Przeciez to czysta i jasna logika „nie mają chociaż mają ale nie mogą” I tego
rodzaju bełkot ciągnie się na całe sześc stron.
Pan
Terlikowski jak wynika z przytaczanych przez niego przez niego argumentów, nie
tyle myśli (bo on nie myśli), on czuje, on nie opiera sie na źródłach – on wie,
on nie wyciaga wniosków – on ma przekonanie. Cóż, można by było pana Terlikowskiego po publikacji artykułu o
tak niskim poziomie merytorycznym zabić śmiechem i po prostu nie zniżać sie do
jego poziomu. Ale istnieje inne pewnego rodzaju niebezpieczeństwo. Otóż zdaniem dramaturga Eugène Ionesco, zanim nazizm, faszyzm itd. stały się
ideologiami, najpierw były uczuciami. Wszystkie ideologie, w tym marksizm
stanowią tylko usprawiedliwienie i alibi dla pewnych uczuć, dla pewnych pasji,
instynktów wynikających również z biologicznej natury. Instynkty Pana
Terlikowskiego sa na pierwszy rzut oka jasne – on chce zabijać zwierzęta, jeść
mięso i mieć piątkę dzieci – istnieje
tylko pytanie, co będzie dalej. Bo dla niego to jest za mało. ” Na koniec zadajmy sobie jednak pytanie, czy obdarzanie zwierząt
miłością, której godni są tylko ludzie i Bóg, jest najlepszym wyborem i czy
rzeczywiście prowadzi nas do właściwych relacji z innymi ludźmi i z samym
Stwórcą? – pyta nas ten natchniony „wódz”Czy ciągłe mówienie o prawach zwierząt nie
jest próbą zakamuflowania smutnej prawdy, że przestaliśmy cenić prawa
człowieka? Prawa wynikające ze szczególnej godności człowieka.

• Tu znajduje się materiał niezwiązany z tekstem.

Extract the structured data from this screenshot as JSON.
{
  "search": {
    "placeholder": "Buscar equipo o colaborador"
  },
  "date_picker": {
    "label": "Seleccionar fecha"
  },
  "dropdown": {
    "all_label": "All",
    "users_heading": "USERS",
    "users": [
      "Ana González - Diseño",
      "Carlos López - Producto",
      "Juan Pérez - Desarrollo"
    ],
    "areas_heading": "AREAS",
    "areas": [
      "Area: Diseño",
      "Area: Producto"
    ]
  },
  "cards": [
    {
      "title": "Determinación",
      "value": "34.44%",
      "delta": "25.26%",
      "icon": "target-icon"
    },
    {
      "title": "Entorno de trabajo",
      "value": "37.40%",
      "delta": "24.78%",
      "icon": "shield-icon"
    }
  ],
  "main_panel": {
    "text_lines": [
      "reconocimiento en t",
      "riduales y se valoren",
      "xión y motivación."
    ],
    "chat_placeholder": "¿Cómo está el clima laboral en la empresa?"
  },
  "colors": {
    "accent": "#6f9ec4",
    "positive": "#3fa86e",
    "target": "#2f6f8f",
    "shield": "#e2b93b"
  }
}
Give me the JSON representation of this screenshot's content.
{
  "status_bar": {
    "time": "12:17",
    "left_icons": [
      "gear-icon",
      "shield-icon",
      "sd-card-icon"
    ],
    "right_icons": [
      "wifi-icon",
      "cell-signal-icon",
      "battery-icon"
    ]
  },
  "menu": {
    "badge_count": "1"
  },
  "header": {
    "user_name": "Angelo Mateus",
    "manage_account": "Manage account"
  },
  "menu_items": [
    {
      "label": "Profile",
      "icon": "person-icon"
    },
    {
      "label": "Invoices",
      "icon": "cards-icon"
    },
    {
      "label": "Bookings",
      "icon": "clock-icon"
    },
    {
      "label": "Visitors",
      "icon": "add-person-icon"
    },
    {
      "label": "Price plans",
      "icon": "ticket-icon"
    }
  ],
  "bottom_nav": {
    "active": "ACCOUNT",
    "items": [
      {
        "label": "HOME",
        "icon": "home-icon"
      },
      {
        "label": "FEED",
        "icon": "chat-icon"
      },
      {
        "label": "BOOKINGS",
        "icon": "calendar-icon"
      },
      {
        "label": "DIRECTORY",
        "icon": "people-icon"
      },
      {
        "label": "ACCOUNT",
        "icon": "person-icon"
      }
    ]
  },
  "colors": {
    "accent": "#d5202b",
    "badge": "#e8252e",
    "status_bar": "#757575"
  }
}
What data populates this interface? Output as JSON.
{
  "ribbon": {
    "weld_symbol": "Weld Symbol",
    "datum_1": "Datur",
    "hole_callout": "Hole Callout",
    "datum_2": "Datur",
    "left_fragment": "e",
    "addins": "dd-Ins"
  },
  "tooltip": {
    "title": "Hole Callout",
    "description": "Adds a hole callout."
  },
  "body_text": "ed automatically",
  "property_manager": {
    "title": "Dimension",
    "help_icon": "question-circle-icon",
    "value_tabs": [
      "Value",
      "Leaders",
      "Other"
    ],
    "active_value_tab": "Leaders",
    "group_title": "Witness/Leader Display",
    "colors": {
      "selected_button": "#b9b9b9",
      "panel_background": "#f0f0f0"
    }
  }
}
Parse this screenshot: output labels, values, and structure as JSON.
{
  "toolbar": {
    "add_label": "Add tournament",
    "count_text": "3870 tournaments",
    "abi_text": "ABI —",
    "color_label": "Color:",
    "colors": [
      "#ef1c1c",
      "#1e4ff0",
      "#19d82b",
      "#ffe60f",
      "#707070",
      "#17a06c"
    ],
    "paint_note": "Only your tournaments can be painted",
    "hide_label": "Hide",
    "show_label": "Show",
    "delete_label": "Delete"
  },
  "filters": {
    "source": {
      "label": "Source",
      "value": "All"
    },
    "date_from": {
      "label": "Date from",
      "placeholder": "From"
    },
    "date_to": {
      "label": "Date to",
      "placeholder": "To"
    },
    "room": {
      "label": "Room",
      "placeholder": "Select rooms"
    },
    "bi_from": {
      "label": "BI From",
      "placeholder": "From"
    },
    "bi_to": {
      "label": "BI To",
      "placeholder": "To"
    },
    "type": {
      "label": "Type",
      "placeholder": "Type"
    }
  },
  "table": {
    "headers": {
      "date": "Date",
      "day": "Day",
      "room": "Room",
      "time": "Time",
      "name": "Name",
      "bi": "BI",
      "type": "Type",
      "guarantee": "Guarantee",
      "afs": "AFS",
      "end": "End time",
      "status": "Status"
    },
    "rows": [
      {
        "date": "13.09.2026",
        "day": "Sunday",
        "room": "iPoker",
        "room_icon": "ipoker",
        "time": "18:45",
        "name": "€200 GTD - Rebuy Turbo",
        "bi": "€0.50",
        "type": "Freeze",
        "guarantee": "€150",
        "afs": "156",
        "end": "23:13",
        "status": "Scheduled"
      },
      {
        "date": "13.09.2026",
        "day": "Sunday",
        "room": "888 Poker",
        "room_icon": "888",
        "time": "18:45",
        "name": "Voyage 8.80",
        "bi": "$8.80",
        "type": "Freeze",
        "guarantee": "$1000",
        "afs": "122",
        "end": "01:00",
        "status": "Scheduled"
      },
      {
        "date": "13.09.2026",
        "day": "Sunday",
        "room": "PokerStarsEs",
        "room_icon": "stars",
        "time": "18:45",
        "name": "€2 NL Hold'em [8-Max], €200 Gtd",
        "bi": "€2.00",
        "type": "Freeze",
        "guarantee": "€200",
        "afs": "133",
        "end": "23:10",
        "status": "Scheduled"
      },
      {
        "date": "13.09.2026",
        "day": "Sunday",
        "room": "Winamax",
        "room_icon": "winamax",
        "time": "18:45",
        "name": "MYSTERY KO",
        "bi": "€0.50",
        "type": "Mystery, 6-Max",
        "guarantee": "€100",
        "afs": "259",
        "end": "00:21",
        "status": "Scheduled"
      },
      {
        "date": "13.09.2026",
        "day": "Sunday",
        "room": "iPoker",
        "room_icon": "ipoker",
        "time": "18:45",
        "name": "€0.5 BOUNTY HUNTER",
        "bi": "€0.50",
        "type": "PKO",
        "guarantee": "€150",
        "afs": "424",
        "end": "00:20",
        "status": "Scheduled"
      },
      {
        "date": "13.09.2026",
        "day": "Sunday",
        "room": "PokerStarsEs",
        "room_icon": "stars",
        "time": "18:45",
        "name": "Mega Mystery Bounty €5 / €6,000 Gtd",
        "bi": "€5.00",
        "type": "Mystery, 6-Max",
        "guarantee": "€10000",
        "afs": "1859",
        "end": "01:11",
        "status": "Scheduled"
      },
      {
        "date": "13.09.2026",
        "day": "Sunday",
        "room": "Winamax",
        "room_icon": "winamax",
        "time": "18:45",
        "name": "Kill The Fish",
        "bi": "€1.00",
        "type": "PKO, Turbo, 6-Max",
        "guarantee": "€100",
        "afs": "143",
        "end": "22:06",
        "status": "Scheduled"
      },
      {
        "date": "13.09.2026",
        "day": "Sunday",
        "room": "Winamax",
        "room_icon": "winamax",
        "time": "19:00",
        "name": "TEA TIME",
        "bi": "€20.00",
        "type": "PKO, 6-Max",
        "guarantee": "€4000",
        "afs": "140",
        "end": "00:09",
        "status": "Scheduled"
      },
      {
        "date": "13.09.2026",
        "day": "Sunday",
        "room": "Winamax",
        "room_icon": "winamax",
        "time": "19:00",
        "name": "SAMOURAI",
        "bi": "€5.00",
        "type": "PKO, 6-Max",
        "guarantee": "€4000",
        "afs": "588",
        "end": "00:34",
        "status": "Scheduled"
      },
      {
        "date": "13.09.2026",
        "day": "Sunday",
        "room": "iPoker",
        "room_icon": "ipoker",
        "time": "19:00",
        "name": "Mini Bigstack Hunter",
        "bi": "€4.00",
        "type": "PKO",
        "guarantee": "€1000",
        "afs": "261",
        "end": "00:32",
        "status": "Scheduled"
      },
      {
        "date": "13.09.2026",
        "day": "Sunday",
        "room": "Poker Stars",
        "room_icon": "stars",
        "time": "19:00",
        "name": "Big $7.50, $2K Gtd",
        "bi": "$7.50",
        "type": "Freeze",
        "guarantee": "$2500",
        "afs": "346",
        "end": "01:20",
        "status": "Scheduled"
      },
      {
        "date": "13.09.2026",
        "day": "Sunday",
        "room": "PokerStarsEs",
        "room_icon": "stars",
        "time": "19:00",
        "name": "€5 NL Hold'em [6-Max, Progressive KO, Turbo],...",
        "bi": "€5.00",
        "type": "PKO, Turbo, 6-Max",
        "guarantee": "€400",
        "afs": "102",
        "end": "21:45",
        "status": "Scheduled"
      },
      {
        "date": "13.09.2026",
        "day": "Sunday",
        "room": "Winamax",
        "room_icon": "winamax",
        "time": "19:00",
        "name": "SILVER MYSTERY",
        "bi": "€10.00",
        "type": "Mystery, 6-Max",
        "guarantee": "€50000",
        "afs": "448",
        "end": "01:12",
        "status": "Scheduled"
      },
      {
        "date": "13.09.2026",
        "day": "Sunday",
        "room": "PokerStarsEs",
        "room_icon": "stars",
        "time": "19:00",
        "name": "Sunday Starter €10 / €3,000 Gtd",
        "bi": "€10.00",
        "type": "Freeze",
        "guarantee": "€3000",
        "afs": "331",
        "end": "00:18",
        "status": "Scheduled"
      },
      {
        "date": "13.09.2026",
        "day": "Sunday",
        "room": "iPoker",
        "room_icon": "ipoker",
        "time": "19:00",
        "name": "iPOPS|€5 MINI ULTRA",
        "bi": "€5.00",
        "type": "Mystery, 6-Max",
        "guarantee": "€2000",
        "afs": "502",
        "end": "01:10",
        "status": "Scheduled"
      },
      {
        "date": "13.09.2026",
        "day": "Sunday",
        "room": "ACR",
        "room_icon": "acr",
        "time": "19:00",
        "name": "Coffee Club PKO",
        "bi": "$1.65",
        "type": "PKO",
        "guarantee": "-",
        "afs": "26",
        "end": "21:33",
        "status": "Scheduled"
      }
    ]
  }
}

Godności, która
odróżnia go od zwierząt.” Terlikowski chce
bowiem, żeby wszyscy tak jak on zabijali zwierzęta, jedli mięso i mieli piątkę
dzieci, każda inną bowiem postawę uważa za łamanie praw natury, a przecież "odwieczna natura bezwzględnie karze
tych,którzy; łamią jej prawa. To daje mi przekonanie, że działam w imieniu
Wszechmogącego Stwórcy."
- napisał Adolf Hitler w Mein Kapmf. Jak niezwykłe przekonanie o swojej misji,
albo ile arogancji i cynizmu trzeba posiadać, zeby zafundować czytelnikom
takiego literackiego „potworka” właśnie wtedy, kiedy siadają do wieczerzy wigilijnej
z najbliższymi, podczas gdy papież Franciszek wygłasza w encyklice słowa „Drodzy bracia i siostry, w tę świętą noc
kontemplujemy żłóbek: tam Naród kroczący w ciemnościach ujrzał światłość
wielką.Widzieli ją ludzie prości, gotowi do przyjęcia daru Bożego. Natomiast
przeciwnie, nie widzieli jej ludzie zarozumiali, pyszni, ustanawiający prawa
według swoich osobistych kryteriów”
Panie Tomaszu Terlikowski aby zakończyć tą przydługą juz
nieco polemikę Oto prośba ma ostatnia Błagam. Bądź zdrów - lecz nie sil się na bycie
dziennikarzem, zabijaj zwierzęta - ale nie dobudowuj do tego ideologii, jedz
mięso - ale nie pisz artykułów , płodź dzieci -
ale nas nie zbawiaj, i tego ci życzy i tę ostatnią przyjacielską radę
posyła ci wcale nie Arbiter Elegantare.